The Futurians had folded by 1950, but Knight soon formalised what they had taught him in the first of his organising initiatives. In 1956, with Blish and Merril, he co-founded and for 20 years ran the Milford Science Fiction Writers' Conference, the first and still the most significant writers' workshop in the field (a British Milford soon followed); Thomas M. Disch's extraordinary tale "The Master of the Milford Alterpiece" (1966) captures some of the élan of those days.

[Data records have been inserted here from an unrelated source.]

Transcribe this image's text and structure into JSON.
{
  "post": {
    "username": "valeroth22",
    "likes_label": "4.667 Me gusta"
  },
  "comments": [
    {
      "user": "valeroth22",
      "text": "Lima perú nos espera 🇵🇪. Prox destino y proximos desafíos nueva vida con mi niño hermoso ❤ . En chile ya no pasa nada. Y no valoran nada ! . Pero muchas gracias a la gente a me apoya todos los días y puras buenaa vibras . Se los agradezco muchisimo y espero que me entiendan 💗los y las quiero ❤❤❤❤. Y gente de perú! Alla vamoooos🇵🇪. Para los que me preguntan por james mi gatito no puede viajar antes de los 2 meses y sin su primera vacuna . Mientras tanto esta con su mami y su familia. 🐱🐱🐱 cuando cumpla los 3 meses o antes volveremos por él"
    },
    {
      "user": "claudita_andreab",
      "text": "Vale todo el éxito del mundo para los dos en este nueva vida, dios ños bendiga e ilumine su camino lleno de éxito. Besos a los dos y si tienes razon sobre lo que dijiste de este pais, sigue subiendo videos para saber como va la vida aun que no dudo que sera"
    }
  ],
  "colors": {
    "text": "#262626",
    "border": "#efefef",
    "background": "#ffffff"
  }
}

In 1965, he founded the Science Fiction Writers of America, becoming its first president; as a combination writers' union and ginger group, it remains central to the field. He did not directly found the Clarion Workshop in Science Fiction and Fantasy, which continues to operate, but with Wilhelm he was a shaping influence, and inspiring teacher, until nearly the end of his life.

Knight had been known as only an occasional novelist, though in fact he wrote at least 15 novels; but in 1981, with The World and Thorinn, he effectively relaunched his writing career. Of the six novels that followed, the last, Humpty Dumpty: an oval (1996), is perhaps the finest, a mature, surreal, melancholy, funny last testament.

With Kate Wilhelm, Knight moved back to Oregon, where he spent his last decades. In 1994, in recognition of his life's work, he was given the Nebula Grand Master Award.